Gardu juga mengungkapkan bahwa sempat akan dilakukan pemindahan tahanan, dari ruang tahanan Kanim Jayapura, ke ruang tahanan Mapolda Papua, yang dilayangkan Atase Pertahanan kedubes Prancis, namun akhirnya tidak terlaksana karena sejumlah pertimbangan teknis.


Pejabat imigrasi itu makin yakin kedua wartawan Prancis itu “nyelonong” ke daerah peliputan di wilayah hukum Kanim Jayapura hanya berbekal visa turis.


Ia pun makin yakini Thomas dan Vallentine merupakan wartawan Prancis, setelah menerima surat dari lima perusahaan pers di Prancis, yang menegaskan bahwa keduanya merupakan wartawan.

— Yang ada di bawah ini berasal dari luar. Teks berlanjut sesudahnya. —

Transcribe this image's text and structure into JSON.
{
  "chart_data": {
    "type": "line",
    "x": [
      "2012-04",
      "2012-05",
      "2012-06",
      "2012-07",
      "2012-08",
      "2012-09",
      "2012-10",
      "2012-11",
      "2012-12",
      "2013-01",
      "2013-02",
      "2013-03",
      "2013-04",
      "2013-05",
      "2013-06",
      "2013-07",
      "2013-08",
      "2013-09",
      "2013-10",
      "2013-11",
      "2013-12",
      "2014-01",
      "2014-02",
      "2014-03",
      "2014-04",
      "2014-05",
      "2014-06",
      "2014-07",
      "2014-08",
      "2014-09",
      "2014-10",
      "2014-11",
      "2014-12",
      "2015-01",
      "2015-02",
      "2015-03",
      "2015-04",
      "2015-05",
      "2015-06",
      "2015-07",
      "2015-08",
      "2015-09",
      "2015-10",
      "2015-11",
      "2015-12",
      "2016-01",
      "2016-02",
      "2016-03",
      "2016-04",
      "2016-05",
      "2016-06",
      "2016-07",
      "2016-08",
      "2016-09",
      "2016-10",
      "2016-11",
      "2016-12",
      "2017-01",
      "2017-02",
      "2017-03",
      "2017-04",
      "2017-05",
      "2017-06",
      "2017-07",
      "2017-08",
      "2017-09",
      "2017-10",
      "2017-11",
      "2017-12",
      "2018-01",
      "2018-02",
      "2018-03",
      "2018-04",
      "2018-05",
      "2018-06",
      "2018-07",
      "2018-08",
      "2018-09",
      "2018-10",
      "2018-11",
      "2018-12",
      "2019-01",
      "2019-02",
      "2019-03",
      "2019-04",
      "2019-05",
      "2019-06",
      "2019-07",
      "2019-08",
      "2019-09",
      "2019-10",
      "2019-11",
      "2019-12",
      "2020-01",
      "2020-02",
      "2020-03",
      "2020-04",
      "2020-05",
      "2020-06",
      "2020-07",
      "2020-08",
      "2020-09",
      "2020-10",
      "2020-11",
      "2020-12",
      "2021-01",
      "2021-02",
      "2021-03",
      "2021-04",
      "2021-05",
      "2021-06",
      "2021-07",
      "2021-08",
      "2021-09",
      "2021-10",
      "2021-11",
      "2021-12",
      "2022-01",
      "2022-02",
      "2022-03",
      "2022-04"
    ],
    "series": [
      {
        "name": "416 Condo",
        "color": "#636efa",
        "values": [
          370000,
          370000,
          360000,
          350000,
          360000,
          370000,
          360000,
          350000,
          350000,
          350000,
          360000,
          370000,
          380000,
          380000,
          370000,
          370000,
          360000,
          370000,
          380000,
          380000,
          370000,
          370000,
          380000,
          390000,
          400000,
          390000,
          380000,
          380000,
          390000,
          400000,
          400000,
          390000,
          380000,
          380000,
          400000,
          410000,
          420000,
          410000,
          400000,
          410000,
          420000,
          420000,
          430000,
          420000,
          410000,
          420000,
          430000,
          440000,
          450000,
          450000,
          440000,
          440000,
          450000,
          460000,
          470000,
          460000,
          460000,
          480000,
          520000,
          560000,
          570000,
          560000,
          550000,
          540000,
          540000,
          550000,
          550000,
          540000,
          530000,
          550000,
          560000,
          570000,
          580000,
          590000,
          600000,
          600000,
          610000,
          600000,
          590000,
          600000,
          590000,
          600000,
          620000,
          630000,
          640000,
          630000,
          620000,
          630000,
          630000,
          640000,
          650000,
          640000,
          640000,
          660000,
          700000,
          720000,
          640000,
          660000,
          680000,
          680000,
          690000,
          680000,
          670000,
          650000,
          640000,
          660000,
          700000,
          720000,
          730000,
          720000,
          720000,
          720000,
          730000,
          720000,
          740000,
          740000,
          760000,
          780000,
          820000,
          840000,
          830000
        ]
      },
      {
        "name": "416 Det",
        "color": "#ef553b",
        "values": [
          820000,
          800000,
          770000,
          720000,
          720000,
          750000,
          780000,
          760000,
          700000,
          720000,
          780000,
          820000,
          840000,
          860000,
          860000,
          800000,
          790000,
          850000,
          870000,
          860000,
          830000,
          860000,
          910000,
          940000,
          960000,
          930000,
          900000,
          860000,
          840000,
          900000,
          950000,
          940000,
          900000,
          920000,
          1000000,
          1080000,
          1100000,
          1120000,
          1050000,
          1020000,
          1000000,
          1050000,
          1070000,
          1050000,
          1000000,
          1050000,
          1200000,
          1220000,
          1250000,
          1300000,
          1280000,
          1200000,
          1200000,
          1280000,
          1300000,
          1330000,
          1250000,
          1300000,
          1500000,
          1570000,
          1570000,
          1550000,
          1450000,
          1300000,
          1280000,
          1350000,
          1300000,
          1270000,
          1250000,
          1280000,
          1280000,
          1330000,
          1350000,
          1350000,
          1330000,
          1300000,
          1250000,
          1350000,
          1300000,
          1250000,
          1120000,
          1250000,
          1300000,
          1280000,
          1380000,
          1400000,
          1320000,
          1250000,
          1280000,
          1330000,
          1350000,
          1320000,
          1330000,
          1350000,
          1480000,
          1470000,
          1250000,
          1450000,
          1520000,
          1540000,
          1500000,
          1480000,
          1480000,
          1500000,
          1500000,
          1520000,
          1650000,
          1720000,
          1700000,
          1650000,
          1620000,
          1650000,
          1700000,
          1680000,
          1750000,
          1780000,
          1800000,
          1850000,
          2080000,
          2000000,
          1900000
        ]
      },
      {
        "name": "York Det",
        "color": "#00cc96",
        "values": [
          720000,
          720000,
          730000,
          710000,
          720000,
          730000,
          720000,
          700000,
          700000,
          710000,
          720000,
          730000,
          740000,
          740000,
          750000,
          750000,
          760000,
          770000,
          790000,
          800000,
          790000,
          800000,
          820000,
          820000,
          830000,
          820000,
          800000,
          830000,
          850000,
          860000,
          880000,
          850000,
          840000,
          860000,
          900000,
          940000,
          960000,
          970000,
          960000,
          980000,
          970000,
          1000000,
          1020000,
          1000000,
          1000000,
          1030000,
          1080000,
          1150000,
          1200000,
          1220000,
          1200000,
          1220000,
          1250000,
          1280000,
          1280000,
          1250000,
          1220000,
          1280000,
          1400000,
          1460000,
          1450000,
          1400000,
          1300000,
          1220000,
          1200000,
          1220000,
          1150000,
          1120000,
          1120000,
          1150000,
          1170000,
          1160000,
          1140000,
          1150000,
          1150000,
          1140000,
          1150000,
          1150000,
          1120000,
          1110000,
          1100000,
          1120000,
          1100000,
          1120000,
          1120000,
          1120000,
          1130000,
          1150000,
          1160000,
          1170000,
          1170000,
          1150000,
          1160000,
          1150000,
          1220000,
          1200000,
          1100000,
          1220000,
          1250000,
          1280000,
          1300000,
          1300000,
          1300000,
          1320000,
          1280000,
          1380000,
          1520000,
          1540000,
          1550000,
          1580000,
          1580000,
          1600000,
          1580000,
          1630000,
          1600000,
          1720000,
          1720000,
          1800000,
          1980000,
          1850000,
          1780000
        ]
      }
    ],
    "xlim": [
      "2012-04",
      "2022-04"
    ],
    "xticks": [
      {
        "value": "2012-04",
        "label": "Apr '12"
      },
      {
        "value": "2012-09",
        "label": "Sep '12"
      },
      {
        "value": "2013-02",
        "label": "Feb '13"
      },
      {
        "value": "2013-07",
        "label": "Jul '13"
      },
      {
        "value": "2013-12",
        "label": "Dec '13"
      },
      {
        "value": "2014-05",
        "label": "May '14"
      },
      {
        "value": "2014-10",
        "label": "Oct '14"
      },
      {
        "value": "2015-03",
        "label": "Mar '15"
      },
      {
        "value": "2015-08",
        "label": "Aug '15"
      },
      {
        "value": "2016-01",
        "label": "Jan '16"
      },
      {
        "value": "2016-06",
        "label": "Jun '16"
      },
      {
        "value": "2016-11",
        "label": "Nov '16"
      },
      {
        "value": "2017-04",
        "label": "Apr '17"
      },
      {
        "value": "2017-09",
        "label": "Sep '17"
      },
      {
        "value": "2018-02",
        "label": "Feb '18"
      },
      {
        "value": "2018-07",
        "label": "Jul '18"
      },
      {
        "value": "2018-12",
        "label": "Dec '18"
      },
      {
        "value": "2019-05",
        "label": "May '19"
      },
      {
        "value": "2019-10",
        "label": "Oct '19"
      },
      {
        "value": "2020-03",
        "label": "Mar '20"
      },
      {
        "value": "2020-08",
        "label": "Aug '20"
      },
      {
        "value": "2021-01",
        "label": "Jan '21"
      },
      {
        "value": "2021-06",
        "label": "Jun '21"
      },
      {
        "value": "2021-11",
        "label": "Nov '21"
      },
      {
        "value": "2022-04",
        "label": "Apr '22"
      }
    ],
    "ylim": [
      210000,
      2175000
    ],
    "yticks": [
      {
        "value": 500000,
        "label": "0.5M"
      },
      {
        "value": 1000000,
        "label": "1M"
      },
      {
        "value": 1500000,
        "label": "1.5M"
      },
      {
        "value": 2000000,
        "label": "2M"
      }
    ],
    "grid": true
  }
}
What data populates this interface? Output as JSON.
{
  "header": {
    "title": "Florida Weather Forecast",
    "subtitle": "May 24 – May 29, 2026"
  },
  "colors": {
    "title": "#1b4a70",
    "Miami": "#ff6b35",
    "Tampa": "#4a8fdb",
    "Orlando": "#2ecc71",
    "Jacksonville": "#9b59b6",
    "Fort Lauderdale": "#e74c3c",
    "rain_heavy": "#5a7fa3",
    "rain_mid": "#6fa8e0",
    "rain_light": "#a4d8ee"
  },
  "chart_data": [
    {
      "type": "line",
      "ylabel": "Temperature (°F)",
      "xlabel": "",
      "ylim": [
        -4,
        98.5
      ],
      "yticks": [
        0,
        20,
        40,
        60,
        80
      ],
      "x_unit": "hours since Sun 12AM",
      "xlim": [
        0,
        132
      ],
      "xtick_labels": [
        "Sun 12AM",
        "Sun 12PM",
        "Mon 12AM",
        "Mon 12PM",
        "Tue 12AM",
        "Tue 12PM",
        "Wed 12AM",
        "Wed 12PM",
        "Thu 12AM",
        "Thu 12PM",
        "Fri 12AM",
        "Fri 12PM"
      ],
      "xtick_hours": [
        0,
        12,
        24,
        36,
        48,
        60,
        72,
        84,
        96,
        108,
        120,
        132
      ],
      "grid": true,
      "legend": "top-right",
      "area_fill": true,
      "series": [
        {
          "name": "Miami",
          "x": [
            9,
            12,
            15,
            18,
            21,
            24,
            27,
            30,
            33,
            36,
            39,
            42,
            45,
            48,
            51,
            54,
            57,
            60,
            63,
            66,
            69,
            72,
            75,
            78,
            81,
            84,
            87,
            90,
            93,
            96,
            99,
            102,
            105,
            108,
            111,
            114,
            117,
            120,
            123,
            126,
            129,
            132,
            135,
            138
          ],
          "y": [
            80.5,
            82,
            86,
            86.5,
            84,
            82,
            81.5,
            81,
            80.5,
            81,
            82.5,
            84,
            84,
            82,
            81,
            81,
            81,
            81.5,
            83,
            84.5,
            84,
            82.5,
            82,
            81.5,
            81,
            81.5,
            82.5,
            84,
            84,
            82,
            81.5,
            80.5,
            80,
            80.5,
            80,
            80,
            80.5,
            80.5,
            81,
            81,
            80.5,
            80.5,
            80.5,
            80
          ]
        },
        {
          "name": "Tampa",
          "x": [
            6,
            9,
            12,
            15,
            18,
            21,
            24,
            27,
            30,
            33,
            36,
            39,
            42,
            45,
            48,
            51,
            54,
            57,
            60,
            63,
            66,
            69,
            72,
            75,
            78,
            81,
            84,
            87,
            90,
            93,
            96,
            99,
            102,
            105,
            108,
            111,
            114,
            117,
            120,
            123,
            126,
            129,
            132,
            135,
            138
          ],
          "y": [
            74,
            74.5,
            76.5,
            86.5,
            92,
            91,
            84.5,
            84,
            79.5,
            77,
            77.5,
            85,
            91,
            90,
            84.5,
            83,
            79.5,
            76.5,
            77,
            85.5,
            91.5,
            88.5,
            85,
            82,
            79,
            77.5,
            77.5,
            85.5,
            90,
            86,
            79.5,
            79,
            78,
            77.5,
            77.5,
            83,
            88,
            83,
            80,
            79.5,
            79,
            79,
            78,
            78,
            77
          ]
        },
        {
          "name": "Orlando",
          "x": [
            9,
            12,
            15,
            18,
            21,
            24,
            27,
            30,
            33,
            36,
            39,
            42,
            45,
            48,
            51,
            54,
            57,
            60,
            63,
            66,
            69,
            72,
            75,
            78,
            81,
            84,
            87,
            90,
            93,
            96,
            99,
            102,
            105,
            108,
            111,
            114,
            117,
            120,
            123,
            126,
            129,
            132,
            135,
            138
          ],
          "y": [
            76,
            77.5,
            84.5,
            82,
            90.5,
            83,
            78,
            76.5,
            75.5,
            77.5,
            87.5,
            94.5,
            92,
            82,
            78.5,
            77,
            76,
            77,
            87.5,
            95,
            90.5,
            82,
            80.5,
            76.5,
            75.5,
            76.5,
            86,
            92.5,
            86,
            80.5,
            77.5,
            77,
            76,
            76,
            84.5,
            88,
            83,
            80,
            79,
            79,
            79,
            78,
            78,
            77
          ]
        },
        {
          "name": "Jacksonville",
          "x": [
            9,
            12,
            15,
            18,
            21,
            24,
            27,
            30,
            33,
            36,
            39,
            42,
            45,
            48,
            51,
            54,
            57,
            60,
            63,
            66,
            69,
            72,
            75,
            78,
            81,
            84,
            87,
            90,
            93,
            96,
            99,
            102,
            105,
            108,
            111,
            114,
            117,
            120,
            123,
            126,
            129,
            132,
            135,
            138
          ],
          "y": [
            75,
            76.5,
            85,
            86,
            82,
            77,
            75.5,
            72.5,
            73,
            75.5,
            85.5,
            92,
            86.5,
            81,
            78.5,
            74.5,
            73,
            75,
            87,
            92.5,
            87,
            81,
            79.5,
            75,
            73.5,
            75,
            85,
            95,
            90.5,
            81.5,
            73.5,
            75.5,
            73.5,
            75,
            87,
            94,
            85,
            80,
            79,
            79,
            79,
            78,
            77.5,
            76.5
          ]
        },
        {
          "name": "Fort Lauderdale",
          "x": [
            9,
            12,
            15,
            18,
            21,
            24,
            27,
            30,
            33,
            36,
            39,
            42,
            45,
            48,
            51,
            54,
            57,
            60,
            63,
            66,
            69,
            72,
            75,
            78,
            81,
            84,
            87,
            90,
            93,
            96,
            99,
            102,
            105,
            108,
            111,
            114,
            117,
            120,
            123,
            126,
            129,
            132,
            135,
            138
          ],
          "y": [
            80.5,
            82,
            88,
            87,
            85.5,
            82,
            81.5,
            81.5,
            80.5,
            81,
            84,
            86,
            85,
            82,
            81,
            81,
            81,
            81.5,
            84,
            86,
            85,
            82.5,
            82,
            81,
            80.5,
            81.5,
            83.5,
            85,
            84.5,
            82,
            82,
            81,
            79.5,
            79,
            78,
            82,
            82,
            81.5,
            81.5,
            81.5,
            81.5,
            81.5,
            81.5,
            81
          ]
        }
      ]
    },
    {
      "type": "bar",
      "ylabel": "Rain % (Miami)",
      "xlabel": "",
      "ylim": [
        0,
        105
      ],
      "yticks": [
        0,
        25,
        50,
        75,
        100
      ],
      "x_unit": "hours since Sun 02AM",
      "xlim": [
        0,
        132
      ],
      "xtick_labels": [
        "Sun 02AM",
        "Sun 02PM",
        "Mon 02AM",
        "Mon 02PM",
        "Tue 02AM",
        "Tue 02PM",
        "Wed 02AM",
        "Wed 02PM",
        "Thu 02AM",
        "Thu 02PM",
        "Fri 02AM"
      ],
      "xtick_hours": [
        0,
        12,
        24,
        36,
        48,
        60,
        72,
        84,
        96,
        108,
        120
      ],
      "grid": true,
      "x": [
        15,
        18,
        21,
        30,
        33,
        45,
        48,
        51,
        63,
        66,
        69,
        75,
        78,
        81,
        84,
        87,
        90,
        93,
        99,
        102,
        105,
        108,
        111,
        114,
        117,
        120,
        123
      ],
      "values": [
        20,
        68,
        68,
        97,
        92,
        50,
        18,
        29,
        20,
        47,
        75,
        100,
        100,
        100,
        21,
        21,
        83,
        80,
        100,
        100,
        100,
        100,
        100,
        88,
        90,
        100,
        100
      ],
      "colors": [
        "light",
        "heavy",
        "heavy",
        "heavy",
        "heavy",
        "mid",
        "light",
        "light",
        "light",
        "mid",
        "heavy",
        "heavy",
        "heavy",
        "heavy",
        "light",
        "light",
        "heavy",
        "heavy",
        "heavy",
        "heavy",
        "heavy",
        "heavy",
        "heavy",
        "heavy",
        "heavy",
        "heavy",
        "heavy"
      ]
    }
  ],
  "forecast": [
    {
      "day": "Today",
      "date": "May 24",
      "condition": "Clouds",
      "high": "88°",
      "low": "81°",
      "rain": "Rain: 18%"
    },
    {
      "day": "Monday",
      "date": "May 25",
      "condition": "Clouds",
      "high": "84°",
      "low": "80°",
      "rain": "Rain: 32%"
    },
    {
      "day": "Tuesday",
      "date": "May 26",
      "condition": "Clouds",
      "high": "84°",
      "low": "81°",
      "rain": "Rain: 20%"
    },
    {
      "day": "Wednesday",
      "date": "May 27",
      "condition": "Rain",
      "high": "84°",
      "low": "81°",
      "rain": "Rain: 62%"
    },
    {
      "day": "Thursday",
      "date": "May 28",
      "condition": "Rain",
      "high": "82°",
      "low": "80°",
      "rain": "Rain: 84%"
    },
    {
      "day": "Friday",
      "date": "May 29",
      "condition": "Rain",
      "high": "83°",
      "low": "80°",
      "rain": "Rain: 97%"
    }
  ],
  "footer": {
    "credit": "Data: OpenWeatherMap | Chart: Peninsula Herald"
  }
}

“Kasus ini menjadi menarik, ketika perusahaan pers di Prancis menyurati kami dan menegaskan bahwa salah satunya merupakan wartawan terkenal di Prancis. Tentu, kami pun akan membuktikan bahwa keduanya melanggar aturan keimigrasian,” ujar Gardu.


Kini, Gardu dan pejabat imigrasi lainnya di Jayapura telah bertekad untuk menghukum kedua wartawan Prancis itu. Sanggupkah pejabat imigrasi membuktikan indikasi pelanggaran keimigrasian itu di pengadilan?, ataukah sebaliknya. (Antara)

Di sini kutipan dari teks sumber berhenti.